Space Complexity: O(1) for iterative array-based, O(log n) for recursive pointer-based due to call stack.

3. Query (Range Query)

Goal: Retrieve an aggregate value (e.g., sum, minimum, maximum) over a specified range [L, R] of the original array.
Process: This involves traversing the segment tree. If a node's segment is completely within the query range, its pre-computed aggregate value is used. If a node's segment partially overlaps, the query is recursively made on its children. If a node's segment is completely outside the query range, it's ignored.
Time Complexity: O(log n), because a range query in a segment tree typically decomposes the query range into at most O(log n) disjoint segments represented by nodes in the tree.
Space Complexity: O(1) for iterative array-based, O(log n) for recursive pointer-based.

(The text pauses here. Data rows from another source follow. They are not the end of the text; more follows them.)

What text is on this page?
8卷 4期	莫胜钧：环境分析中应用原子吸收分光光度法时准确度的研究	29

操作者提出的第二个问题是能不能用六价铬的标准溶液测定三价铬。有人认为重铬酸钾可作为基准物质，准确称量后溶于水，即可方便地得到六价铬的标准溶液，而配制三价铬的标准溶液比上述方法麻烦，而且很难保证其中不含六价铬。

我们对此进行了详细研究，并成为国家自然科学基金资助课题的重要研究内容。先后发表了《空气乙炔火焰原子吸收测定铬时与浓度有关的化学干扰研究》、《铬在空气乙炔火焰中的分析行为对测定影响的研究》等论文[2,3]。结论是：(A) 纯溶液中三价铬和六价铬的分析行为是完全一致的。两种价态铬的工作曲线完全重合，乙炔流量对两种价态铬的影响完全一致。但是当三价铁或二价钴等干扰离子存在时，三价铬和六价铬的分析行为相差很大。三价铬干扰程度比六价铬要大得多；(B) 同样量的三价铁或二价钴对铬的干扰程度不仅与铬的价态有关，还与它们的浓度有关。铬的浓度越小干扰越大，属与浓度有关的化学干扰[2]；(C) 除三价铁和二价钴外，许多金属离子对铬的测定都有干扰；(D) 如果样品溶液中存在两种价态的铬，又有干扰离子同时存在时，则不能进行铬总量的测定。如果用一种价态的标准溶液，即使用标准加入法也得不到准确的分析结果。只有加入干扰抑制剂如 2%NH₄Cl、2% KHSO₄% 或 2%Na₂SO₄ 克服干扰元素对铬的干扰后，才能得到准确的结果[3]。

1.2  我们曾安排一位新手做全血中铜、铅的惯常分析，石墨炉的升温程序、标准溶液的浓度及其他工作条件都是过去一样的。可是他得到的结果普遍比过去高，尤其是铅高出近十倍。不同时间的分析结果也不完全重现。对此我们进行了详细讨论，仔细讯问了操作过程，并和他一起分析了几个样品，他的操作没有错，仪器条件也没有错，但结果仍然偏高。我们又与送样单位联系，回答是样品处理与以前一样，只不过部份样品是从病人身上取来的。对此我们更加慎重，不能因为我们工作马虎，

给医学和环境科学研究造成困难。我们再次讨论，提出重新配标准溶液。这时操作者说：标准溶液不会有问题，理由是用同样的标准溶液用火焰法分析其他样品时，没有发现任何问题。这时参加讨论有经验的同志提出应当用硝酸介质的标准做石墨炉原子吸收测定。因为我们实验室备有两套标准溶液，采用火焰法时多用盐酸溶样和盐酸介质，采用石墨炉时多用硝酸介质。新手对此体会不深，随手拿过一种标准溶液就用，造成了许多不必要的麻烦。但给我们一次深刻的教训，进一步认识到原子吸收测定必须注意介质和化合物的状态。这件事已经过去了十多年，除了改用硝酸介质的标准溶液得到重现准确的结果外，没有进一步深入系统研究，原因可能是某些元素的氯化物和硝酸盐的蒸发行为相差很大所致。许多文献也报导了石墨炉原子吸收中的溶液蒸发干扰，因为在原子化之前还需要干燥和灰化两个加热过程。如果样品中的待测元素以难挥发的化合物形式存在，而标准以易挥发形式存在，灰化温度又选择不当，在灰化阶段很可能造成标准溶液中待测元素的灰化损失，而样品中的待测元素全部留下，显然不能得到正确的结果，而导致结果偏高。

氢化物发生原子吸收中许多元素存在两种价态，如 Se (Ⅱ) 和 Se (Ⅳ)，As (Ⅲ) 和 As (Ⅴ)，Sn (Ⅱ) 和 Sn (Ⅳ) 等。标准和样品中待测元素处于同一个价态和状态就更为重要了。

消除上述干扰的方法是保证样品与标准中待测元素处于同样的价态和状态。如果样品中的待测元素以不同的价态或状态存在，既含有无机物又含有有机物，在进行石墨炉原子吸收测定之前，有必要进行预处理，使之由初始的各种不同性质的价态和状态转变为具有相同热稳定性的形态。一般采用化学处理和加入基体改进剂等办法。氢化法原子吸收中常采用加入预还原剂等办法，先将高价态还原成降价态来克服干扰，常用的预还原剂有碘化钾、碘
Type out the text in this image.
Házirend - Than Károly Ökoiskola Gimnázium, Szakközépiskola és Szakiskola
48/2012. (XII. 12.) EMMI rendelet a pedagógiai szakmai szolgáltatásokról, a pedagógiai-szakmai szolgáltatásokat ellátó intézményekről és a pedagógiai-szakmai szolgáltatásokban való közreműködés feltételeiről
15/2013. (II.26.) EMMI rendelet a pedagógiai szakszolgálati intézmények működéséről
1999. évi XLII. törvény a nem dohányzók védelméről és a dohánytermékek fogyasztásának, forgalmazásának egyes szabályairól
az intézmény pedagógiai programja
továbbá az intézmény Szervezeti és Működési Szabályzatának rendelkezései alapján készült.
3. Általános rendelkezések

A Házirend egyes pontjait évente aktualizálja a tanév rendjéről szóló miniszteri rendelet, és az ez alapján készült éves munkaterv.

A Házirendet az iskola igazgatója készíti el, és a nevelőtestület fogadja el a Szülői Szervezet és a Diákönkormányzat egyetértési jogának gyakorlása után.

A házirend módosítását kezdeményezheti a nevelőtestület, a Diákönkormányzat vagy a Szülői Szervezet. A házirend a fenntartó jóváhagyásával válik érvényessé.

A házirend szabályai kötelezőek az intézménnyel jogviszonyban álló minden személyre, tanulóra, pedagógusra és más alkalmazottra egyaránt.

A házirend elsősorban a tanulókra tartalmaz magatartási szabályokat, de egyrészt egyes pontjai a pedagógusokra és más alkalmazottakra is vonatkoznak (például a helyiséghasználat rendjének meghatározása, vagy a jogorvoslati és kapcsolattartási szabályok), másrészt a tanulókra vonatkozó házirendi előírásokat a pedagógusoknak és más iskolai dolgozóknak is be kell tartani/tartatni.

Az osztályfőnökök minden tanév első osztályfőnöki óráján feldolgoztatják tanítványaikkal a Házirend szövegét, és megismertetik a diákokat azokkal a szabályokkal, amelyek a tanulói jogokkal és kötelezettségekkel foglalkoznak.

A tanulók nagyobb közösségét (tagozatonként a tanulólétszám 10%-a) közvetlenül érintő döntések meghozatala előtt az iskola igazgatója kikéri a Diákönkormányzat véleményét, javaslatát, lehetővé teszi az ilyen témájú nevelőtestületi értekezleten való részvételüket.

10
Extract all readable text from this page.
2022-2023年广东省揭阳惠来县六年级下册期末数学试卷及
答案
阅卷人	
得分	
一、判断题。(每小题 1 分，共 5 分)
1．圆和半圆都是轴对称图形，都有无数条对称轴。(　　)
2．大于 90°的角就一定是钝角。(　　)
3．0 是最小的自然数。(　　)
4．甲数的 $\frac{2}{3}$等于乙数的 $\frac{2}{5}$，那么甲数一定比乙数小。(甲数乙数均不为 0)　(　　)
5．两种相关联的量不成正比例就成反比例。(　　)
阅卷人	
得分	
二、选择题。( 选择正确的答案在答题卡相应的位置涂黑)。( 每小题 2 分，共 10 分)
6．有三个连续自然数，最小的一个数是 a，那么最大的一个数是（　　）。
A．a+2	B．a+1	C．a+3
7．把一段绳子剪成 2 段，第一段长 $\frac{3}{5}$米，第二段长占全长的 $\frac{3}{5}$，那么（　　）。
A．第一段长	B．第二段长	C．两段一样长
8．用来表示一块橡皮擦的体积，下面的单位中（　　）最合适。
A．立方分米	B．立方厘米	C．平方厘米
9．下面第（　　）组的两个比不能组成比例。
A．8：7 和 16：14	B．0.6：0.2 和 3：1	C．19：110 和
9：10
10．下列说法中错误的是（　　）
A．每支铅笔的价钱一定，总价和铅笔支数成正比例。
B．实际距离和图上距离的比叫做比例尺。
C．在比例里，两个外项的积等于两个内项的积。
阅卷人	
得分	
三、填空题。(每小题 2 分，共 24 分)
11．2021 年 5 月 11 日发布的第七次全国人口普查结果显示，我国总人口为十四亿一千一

Applications of Segment Trees

Segment trees are incredibly versatile and are used in a wide range of applications where range queries and point updates are frequent:

Range Sum Queries (RSQ): Finding the sum of elements in a given range of an array (as shown in our examples).
Range Minimum/Maximum Queries (RMQ): Finding the minimum or maximum element in a given range.
Range Frequency Queries: Finding the number of elements in a given range that satisfy a certain condition.
Maximum Subarray Sum Problem: Segment trees can be adapted to solve variations of this classic problem.
Computational Geometry: Problems involving geometric intervals or segments.
Dynamic Programming Optimizations: Certain DP problems can be sped up using segment trees.
Data Analytics and Time-Series Analysis: Quickly aggregating data over time windows or other ranges.

Key Takeaways

Segment Trees are powerful tree data structures designed for efficient range queries and point updates on an array.
They achieve O(log n) time complexity for query and update operations, and O(n) for building the tree.
The core idea is to pre-compute and store aggregate information for intervals, allowing range queries to be answered quickly by combining information from a small number of tree nodes.
They can be implemented using arrays (often more performant) or with explicit tree nodes and pointers (often more intuitive).
Segment trees are a staple in competitive programming and are useful in various real-world applications requiring efficient range-based data processing.

While a bit more complex to implement than simple arrays, the performance gains offered by Segment Trees for range-based problems are often well worth the effort!